Let $F$ be a vector field in $\mathbb{R}^3$. If $F$ is divergence free, we may deform the surface. Why?

Question

In working through a solution, I can across the following generalization about vector fields and the Divergence Theorem. Can someone furnish a standard proof of this or at least its intuition?

Let $F$ be a divergence-free vector field in $\mathbb{R}^3$. This means that we can deform our piecewise smooth, compact surface in $\mathbb{R}^3$ without changing the value of the surface integral of $F \cdot \vec{n}$.

Answer 1

One can see the claim intuitively as an application of the Divergence Theorem: Suppose first that two surfaces $D, D'$ intersect only along their common boundary, so that they together bound a solid region $R$. If we choose orientations of $D, D'$ so that (1) the orientation of $D'$ is outward-pointing (w.r.t. $R$) and (2) the deformation takes the orientation of $D$ to the orientation of $D'$, then the oriented boundary of $E$ is $$\partial E = D' \cup -D ,$$ where $-D$ denotes the surface $D$ with the reverse of the specified orientation.

Then, by the Divergence Theorem the difference of the integrals over the surfaces is $$\iint_{D'} {\bf F} \cdot d{\bf S} - \iint_{D} {\bf F} \cdot d{\bf S} = \iint_{D'} {\bf F} \cdot d{\bf S} + \iint_{-D} {\bf F} \cdot d{\bf S} = \iiint_{\partial E} \text{div } {\bf F} \,dV = \iiint 0 \, dV = 0 .$$

Rearranging gives that $$\color{#bf0000}{\boxed{\iint_{D'} {\bf F} \cdot d{\bf S} = \iint_{D} {\bf F} \cdot d{\bf S}}} ,$$ that is, that the surface integrals are the same.

More generally, the union of two surfaces $D, D'$ with the same boundary is the boundary of multiple solid regions with disjoint interiors, and roughly we can apply the above argument to each region, add the resulting equalities, and conclude the same independence of the surface integral.

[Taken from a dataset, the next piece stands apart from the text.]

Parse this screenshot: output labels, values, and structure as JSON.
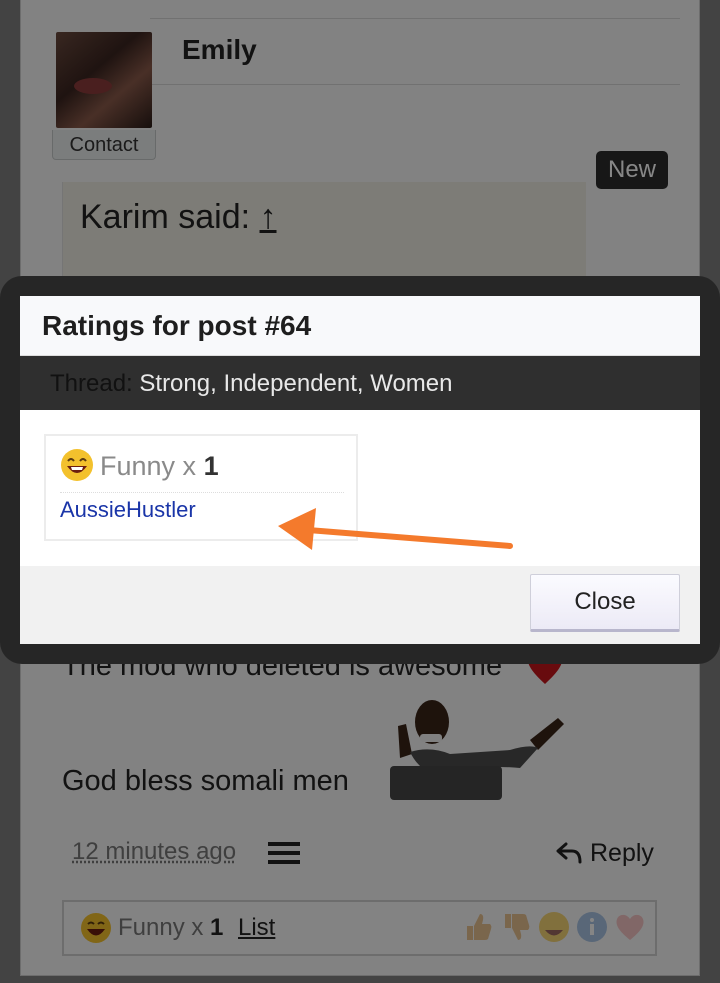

Remark This is, by the way, the surface analogue of the independence of path of line integrals of irrotational vector fields under deformation of curves, whose proof follows from Stokes' Theorem:

Let $\bf F$ be a $C^1$ vector field on an open set $U \subseteq \Bbb R^3$ such that $\text{curl } {\bf F} = {\bf 0}$, and let $\gamma, \gamma'$ be homotopic curves in $U$ with the same endpoints. Then, $$\int_{\gamma} {\bf F} \cdot d{\bf s} = \int_{\gamma'} {\bf F} \cdot d{\bf s} .$$

These are both special cases of a general result that follows from the (Generalized) Stokes' Theorem.

Answer 2

If the vector field is divergence-free everywhere, then the divergence theorem reads

$$\oint_{\partial M} F \cdot \hat n \, dS = \int_M \nabla \cdot F \, dV = 0$$

for any, all, and every possible region $M$ that satisfies the conditions of the general theorem.

The given statement merely concerns deforming a given region $M$ into another region, and so for the corresponding boundaries.